Chicken and Lemon Biryani
by Northern Life
Affordable and versatile rice is a sturdy cupboard staple, ideal for everyday dinners or dinner parties; it can be flavoured and prepared to suit the pickest of palates.
Serves: 4 Prep: 30mins Cook: 45mins
Ingredients
- 1 large onion, finely sliced
- 2 garlic cloves sliced
- 6 skinned and boned chicken thighs cut into 3
- 5 Opies Lemon Slices
- 2 pieces of Opies Stem Ginger finely chopped
- 2tbsp medium curry powder
- 1 small cinnamon stick
- 1tsp ground cumin
- 1tsp turmeric
- 2 bay leaves
- 2tbsp olive oil
- 250g basmati rice
- 3 tomatoes roughly chopped
- 700ml hot chicken stock made using a chicken stock cube
Garnish
Small bunch of fresh coriander
Handful of toasted almonds
Cook’s tip – Any chopped nuts would be a fantastic garnish. For a creamier addition try cashew or walnuts.
Method
- Firstly, soak the rice in cold water for about 30 minutes. Then rinse and drain.

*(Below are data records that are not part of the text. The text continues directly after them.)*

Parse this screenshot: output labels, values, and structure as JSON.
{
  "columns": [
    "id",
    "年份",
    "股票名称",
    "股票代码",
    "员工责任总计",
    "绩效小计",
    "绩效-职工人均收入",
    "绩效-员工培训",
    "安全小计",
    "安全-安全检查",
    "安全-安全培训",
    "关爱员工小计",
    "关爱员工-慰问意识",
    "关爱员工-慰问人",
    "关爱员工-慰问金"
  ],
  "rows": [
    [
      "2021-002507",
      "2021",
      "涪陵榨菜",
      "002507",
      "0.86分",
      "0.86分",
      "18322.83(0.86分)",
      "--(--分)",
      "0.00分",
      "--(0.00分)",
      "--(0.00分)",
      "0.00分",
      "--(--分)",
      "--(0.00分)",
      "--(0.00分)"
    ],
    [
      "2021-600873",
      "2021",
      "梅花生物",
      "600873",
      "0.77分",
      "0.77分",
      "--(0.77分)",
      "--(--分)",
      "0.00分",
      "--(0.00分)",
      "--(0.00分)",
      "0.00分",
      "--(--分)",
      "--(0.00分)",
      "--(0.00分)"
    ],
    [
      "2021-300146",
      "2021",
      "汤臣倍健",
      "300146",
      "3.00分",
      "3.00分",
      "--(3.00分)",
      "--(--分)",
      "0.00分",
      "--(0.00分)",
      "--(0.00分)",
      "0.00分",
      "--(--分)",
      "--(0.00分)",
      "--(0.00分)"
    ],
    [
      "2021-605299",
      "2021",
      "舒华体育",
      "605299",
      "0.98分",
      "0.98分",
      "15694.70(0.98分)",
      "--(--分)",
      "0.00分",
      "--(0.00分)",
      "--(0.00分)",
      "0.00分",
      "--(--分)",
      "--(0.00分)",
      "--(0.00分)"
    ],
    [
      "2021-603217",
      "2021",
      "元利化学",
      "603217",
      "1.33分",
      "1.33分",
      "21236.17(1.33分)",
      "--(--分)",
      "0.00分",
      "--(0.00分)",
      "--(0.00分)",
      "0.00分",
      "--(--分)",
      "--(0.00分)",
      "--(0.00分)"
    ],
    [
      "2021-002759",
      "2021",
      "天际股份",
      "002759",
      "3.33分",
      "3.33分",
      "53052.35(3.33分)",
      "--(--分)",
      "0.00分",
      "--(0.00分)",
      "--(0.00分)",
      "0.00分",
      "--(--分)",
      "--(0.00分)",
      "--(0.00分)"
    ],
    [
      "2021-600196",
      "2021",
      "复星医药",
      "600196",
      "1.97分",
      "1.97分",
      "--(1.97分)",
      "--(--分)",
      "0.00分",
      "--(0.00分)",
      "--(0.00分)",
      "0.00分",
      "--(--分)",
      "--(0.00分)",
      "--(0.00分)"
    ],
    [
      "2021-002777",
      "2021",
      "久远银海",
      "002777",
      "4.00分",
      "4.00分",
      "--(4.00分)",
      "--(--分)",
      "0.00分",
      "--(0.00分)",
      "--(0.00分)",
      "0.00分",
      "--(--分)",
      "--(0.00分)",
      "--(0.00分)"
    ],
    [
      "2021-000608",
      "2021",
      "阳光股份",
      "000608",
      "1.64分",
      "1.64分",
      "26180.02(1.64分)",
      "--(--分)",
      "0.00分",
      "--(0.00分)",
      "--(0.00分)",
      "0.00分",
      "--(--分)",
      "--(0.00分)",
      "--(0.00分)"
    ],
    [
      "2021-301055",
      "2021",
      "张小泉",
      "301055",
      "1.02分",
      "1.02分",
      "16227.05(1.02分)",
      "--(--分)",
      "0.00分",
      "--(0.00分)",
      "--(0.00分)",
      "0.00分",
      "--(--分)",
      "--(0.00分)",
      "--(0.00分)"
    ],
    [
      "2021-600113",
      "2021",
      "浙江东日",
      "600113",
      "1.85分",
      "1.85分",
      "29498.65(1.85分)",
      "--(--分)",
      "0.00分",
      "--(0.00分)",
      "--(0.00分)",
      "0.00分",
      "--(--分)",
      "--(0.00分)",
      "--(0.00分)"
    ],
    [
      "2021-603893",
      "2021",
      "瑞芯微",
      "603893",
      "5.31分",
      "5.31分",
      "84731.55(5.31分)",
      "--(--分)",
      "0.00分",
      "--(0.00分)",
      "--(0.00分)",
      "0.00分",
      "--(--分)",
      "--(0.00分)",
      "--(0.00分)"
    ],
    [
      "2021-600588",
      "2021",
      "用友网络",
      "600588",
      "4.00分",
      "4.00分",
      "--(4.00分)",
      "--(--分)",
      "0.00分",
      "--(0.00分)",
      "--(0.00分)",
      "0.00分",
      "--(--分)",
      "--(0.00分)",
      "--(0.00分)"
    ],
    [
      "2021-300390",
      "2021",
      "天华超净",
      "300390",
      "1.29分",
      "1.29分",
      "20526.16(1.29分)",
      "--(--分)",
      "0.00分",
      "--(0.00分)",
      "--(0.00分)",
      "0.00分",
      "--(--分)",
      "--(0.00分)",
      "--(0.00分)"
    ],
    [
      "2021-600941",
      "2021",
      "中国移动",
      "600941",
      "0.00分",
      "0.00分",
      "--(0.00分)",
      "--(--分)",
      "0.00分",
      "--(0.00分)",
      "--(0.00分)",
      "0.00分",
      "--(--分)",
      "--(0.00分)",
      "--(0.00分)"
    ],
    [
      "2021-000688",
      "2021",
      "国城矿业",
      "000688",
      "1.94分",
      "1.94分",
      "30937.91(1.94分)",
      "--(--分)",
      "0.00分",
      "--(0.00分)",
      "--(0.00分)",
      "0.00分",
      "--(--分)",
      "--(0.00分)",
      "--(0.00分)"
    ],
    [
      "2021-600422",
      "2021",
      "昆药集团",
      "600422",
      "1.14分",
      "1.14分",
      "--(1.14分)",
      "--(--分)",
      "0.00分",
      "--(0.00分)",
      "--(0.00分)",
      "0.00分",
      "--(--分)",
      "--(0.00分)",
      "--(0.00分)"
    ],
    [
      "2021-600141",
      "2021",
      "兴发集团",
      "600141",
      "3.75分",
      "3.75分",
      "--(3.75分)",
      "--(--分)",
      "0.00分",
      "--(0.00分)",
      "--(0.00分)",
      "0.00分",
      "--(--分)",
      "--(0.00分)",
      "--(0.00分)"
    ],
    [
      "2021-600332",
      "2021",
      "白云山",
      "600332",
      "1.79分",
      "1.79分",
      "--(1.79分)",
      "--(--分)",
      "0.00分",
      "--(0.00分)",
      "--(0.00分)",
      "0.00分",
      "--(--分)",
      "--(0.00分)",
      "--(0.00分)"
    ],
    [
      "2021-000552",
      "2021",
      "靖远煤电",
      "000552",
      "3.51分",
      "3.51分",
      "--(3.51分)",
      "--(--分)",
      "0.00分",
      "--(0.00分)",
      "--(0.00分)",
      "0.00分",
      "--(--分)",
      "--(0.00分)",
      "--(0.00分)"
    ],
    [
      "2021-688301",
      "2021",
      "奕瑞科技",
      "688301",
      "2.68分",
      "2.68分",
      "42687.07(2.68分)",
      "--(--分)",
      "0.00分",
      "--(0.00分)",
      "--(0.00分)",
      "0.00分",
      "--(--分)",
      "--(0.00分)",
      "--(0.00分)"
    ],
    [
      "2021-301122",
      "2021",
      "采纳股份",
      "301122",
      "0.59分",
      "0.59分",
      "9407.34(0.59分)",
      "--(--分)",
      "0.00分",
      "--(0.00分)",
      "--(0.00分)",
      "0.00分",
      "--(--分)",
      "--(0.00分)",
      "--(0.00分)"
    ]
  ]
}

- Meanwhile, gently fry the onion and garlic in the olive oil until soft.
- Now add the chicken, curry powder, cumin, turmeric, cinnamon and bay leaf and continue frying for a couple more minutes.
- Add the sliced lemon, ginger, drained rice, and continue frying for a couple more minutes over a low heat.
- Finally, add the chopped tomatoes and hot chicken stock. Bring to a rolling boil, pop a lid on and cook for another 5 minutes. Turn the heat off, do not remove the lid. Cover with a tea towel and leave to stand for 15-20 minutes before serving.
- Chop a little fresh coriander and lightly toast a few almonds.